Autor/Ilustrador: Hafsteinn Hafsteinson

Autor dos Poemas: Bjarki Karlsson

Editora: Mál og menning

Ano: 2016

IMG_1663(Título em Português: Ninguém viu o cão)

Reflexão:

Já aqui se escreveu sobre compreensão de histórias e as complexas competências implicadas neste processo por parte do jovem leitor/ouvinte. Entre outras, há três competências fundamentais para que a criança consiga compreender uma história:

     1. Compreender a estrutura – PCPAR – da narrativa (ver publicação com a obra “Vazio”);

     2. Estabelecer relações de causalidade entre as ações e acontecimentos; e

     3. Fazer uso do pensamento inferencial para apreender informação omissa ou complementar ao texto e ilustração (Cunningham & Zibulsky, 2014).

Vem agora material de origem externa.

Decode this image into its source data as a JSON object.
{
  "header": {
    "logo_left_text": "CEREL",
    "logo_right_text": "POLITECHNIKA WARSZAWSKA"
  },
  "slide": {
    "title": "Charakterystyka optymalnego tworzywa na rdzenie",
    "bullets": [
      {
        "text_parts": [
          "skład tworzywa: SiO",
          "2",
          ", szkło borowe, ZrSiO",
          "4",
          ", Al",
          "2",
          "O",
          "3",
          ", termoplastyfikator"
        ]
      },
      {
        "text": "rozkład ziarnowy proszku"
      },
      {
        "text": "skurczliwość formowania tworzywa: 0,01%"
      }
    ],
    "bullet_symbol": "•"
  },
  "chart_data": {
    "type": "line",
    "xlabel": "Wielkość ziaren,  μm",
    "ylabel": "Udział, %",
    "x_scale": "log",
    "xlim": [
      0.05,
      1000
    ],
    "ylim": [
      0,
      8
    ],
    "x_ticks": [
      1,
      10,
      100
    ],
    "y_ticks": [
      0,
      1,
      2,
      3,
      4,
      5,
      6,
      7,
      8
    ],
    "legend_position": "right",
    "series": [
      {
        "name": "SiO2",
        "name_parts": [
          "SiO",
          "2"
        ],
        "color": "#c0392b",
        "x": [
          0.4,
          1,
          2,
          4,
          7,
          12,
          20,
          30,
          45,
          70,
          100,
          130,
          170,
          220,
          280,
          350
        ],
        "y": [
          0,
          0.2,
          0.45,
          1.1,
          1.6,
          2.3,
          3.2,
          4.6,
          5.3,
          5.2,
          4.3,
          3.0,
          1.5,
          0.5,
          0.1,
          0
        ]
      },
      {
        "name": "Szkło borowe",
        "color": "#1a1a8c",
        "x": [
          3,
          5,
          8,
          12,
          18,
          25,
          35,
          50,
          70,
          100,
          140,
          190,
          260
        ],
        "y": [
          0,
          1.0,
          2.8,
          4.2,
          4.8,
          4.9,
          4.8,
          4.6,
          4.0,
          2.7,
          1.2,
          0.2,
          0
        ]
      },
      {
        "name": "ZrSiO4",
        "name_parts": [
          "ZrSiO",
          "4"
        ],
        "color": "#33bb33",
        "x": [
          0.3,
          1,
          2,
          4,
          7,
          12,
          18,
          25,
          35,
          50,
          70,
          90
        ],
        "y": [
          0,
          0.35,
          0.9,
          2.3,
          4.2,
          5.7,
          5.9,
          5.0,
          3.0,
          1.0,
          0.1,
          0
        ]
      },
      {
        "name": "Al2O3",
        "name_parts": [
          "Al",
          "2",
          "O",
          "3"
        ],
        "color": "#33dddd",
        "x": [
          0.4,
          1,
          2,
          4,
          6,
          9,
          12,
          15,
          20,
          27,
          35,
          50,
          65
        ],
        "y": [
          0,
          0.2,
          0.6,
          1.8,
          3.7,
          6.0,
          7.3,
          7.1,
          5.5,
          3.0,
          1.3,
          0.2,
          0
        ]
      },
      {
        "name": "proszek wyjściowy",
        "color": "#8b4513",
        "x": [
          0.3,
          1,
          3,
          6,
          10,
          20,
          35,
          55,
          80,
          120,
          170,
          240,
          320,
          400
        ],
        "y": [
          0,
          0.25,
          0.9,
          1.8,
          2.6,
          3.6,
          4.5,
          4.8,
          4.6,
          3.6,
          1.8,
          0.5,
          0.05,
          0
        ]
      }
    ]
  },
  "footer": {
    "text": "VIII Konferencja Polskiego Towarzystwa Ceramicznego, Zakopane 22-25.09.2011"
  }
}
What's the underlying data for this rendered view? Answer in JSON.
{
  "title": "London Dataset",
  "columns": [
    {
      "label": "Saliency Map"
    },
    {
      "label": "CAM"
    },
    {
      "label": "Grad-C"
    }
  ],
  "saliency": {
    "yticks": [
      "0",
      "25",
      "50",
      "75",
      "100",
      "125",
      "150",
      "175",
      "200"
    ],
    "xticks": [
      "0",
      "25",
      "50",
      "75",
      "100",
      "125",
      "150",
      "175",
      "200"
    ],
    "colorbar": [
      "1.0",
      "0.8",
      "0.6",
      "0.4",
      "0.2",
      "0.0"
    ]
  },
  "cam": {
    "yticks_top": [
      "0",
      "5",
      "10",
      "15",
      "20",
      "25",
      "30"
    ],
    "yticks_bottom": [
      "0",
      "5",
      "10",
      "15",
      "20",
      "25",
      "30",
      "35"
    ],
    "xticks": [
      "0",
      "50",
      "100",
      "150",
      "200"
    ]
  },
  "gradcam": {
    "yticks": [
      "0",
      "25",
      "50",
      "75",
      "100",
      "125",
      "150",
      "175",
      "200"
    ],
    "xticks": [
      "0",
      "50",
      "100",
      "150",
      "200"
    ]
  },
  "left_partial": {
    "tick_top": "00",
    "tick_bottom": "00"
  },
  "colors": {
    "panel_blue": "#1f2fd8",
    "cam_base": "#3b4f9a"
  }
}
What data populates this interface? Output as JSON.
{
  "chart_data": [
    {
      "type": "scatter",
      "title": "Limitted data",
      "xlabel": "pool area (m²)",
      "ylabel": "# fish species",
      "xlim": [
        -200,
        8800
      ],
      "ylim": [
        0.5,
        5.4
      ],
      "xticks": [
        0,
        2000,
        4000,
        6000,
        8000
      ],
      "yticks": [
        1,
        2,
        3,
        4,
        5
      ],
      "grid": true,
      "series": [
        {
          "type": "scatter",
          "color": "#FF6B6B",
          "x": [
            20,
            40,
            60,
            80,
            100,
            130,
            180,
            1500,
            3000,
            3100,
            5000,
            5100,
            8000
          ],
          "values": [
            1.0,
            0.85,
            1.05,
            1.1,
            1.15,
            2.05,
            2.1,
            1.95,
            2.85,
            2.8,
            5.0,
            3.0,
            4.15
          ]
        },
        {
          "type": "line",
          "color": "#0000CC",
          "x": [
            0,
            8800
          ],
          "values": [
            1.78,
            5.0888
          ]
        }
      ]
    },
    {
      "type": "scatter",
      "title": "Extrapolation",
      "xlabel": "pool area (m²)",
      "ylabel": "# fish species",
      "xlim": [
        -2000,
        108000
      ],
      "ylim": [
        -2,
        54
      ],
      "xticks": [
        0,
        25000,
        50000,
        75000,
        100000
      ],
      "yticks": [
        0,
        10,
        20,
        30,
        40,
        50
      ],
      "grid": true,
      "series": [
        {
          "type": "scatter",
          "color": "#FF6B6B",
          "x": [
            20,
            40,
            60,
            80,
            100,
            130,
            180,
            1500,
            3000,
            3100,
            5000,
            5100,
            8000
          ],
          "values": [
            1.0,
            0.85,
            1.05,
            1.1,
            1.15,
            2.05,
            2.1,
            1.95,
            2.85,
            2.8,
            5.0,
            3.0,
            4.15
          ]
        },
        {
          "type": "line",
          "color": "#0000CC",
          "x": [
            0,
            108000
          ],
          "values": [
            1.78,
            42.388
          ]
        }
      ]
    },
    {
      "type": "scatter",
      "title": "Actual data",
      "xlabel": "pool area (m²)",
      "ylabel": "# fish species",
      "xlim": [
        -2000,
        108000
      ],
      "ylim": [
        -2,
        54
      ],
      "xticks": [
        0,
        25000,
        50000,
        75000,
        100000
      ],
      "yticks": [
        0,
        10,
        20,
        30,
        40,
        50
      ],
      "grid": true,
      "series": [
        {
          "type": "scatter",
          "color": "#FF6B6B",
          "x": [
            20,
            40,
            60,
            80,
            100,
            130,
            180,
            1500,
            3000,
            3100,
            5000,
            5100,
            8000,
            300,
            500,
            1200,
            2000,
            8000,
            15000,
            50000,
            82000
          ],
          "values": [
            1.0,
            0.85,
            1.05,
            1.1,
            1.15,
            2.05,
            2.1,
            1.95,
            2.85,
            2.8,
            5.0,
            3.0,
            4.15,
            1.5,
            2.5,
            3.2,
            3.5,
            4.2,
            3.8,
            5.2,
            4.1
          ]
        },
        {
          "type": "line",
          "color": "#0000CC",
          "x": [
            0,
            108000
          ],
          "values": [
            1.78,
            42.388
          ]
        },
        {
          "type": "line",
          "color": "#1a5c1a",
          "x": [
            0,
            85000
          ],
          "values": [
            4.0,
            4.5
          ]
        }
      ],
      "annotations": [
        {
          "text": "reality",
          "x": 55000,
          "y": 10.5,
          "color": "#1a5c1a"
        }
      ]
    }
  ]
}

Do que se trata, afinal, esta última competência que relaciona pensamento inferencial com compreensão da linguagem e de histórias? Uns definem-na  como a capacidade para ler “entre e além das linhas” de uma história, compreendendo em pleno o conteúdo explícito e implícito da mesma (Weitzman & Greenberg, 2010). Outros, como a competência para interpretar a informação literal e apresentada de forma imediatamente acessível no texto e na ilustração, combinando-a com o pensamento indutivo do próprio para compreender aquilo que o autor pretende comunicar; além do que nos diz através da palavra e da imagem (Cunningham & Zibulsky, 2014). Pensamento inferencial é, de certa forma, comparável com o trabalho de um detetive que, para descortinar um mistério, utiliza o seu raciocínio apurado para alcançar uma compreensão mais abrangente e completa do cenário que encontra, juntando as pistas encontradas com conhecimento e experiências prévias.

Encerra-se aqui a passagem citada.